Do I Need a Will if I Expect To Spend Everything Before I Die?

Friday, November 6, 2020

    Some people decide not to have a Will because they expect to spend everything before they die.

    While one can plan for this, sometimes death comes unexpectedly.

    There might be a pandemic.  Or, more prosaically, one might have a car accident.

    In addition, sometimes people expect to run through their money (and then some) before dying because they expect to need long term care.  While long term care can easily cost $100,000 to $120,000 per year, sometimes people don’t need the high level of care that they expect, and sometimes people die earlier than they expect, even if they do need a high level of care near the end.

    Also, many people are able to remain in their homes until they die, which often means that, while they may be short on liquid assets, they still have an asset worth several hundred thousand dollars to be distributed after they die.

    Without a Will, the personal representative or executor will need to post a bond when doing a probate, in most cases.  This can equal or exceed the cost of having a Will prepared in some cases.  

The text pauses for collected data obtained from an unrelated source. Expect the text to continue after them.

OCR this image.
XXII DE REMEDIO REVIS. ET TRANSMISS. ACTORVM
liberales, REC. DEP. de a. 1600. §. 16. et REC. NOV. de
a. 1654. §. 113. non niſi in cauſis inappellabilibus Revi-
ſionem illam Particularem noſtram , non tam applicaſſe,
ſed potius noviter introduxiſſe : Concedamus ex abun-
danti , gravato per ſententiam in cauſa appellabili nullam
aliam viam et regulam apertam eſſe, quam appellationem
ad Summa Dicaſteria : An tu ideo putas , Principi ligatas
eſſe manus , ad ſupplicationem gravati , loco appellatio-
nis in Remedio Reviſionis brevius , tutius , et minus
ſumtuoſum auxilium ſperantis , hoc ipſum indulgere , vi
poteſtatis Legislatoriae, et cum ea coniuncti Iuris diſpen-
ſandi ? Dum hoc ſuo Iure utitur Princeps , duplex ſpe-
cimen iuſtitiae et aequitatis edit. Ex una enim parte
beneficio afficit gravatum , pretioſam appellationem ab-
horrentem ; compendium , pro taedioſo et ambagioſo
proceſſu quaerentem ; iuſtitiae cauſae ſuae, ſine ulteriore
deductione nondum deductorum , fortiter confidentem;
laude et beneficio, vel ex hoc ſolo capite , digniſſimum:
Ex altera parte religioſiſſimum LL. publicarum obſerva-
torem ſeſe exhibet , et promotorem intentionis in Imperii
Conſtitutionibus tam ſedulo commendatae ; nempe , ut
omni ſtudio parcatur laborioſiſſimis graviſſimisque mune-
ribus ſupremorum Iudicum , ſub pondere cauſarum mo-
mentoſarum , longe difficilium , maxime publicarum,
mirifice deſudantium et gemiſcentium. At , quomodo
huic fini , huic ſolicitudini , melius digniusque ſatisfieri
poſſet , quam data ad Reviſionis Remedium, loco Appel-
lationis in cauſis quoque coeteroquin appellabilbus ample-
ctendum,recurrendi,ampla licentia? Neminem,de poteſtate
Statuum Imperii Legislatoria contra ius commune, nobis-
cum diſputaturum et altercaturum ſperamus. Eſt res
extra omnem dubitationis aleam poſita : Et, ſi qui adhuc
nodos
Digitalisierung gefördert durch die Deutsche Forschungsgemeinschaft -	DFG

    Without a Will, assets will also go to the decedent’s nearest relatives, rather than to the persons or entities the decedent may have preferred.

    It is also important to realize that the law and the individual may differ on the question of who is a close relative.  

    A step child who has not been adopted is not a relative, even if the person raised the child, and maintained a good relationship for 50 years.  A blood child who has not been adopted by someone else IS a relative, even if there has been no contact for decades.

    The same is true of siblings and of step siblings, and of blood (or adopted) grandchildren and the step siblings of those grandchildren.

    In addition, as outlined in other articles, when a person has children with someone other than their current spouse, the person’s children (ALL of the person’s children, not just the non-joint children) will receive half of the person’s probate assets without a Will, and the person’s spouse will receive the other half.

    Even if a person is content with the provisions of law as to where his or her property will go if he or she dies without a Will, given that the cost of a bond may have to be offset against the cost of doing a Will, one should consider whether it might be best to do a Will (and other estate planning documents) after all, in order to ensure the result that the person really wants.